Записки военнопленного - [3]
КПЗ
Тусклый свет лампочки в забранном металлической сеткой пыльном плафоне, бетонный пол, грубо окрашенные масляной краской стены. Я находился в КПЗ (камера предварительного заключения) — небольшом тюремном блоке из нескольких камер на подвальном этаже районного отдела милиции. Полностью обнажённый я стоял посреди комнаты для обысков и, подрагивая от холода, ждал пока милиционеры досмотрят мою грудой сваленную на канцелярском столе одежду.

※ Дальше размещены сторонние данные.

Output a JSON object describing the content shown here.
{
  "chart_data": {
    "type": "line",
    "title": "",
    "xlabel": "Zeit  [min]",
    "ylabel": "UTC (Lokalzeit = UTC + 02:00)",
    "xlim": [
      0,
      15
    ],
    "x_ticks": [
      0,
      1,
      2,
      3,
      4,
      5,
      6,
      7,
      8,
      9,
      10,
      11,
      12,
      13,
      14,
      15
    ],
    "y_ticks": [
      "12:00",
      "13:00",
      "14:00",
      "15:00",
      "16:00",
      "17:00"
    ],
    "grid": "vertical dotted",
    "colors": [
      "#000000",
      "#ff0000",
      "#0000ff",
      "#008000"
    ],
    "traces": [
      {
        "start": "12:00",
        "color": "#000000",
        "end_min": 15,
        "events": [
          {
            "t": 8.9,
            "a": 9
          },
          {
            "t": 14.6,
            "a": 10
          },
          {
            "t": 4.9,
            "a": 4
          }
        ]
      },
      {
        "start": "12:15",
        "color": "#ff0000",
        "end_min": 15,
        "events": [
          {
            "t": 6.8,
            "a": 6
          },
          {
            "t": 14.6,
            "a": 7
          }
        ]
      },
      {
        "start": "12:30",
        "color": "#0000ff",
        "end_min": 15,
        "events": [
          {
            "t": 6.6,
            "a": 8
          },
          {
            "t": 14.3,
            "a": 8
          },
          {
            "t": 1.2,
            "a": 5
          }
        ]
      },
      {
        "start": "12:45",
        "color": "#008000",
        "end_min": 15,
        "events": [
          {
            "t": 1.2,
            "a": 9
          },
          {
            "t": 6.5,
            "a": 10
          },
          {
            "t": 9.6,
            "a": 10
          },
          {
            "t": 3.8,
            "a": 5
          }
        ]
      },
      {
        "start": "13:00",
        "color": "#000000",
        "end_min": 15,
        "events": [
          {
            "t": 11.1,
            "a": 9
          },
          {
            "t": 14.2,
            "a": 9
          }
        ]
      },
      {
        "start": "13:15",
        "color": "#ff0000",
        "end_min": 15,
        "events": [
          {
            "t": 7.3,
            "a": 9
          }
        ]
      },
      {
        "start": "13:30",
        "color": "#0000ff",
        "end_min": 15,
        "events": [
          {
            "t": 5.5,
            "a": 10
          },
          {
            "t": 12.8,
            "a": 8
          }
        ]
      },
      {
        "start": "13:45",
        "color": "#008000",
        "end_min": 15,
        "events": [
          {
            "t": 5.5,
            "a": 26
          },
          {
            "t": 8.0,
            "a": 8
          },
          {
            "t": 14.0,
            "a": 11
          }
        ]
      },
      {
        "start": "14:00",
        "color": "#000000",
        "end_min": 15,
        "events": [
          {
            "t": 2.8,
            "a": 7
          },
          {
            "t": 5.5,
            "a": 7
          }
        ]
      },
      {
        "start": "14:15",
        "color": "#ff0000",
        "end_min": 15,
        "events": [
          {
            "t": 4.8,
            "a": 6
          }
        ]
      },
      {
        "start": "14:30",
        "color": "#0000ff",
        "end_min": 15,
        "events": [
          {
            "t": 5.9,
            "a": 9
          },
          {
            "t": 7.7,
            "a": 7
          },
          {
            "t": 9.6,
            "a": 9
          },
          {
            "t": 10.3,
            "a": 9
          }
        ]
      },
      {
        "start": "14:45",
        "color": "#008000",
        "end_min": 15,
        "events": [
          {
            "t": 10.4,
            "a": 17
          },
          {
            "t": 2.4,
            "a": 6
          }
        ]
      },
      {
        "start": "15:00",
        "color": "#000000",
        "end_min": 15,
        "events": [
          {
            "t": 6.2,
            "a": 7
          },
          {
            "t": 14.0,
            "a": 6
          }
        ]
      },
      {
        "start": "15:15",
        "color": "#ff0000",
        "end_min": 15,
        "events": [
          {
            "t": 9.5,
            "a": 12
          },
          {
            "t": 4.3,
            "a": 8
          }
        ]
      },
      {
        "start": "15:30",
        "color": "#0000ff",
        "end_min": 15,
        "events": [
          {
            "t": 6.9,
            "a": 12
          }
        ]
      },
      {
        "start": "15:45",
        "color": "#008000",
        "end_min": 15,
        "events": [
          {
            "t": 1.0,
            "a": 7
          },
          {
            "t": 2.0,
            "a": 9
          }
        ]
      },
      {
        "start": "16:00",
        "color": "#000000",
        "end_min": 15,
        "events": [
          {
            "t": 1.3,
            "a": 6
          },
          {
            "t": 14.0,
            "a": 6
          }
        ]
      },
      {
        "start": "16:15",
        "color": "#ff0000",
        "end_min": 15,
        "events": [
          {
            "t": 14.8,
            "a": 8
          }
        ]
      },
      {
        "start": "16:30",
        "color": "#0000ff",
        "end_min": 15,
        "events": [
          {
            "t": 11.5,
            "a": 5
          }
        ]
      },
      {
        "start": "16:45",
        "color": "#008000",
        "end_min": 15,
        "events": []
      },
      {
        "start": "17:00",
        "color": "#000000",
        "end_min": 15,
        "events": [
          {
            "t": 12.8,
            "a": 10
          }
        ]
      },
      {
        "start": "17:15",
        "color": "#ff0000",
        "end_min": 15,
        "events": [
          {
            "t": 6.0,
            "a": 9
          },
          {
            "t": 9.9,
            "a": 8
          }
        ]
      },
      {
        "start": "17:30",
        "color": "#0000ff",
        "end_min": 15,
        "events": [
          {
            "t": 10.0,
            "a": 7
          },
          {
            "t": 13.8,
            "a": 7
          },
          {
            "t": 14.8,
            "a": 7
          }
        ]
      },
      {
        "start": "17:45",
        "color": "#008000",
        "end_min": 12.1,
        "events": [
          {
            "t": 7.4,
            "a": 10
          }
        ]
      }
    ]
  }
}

…Меня привезли на милицейском уазике ещё несколько часов назад, и всё это время пришлось провести в камере-«обезьяннике». Каждый простой гражданин России знает, что в отделениях милиции есть камеры для задержанных двух типов — так называемые обезьянники и аквариумы. Первые представляют собой обычные клетки, сваренные из толстых стальных прутьев, тогда как вторые — полностью изолированные помещения имеющие, по крайней мере, одну стенку из оргстекла. Преимущества нахождения в клетке — неограниченный доступ воздуха и возможность видеть происходящее вокруг. Наблюдая сквозь прутья обезьянника за милиционерами и задержанными, я стал свидетелем нескольких весьма характерных сцен. Сначала доставили двух молодых людей находящихся в состоянии сильнейшего алкогольного опьянения. Они были настолько пьяны, что их не стали закрывать в камеру, а просто положили на стоящую у стены лавку и, повалившись друг на друга, они сразу заснули. Но ненадолго: внезапно одному из юношей стало плохо и его обильно вырвало на пол, прямо под ноги проходящему мимо милиционеру. К чести правоохранителя, он и пальцем не тронул студента, очевидно, осознавая его полнейшую невменяемость. Поскольку кроме студентов и меня, других задержанных не было и нельзя было заставить кого-нибудь убраться, вонючая лужа так и осталась «благоухать» посреди комнаты приёма задержанных. Однако минут через двадцать привели представительницу древнейшей профессии — довольно жалкое неопрятное создание неопределённого возраста. Раньше я неоднократно слышал о том, что уличных проституток заставляют мыть полы в милицейских отделах (не говоря уже об услугах иного рода), но увидеть это собственными глазами довелось впервые… Чуть позже привели ещё одного пьяного гражданина и посадили в соседней камере — одиночной камере предназначенной для особо буйных задержанных. Мужчина лет сорока был изрядно навеселе и не стеснялся в выражениях: не успокаиваясь ни на минуту, он наполнил помещение непрерывным потоком громкой брани, беззастенчиво материл и задирал милиционеров, осыпал их градом оскорблений и угроз. И вот карательная группа из троих вооружённых резиновыми дубинками стражей порядка дала аргументированный ответ на все его претензии… Спустя три-четыре минуты крики истязуемого затихли, сменившись приглушённым стоном…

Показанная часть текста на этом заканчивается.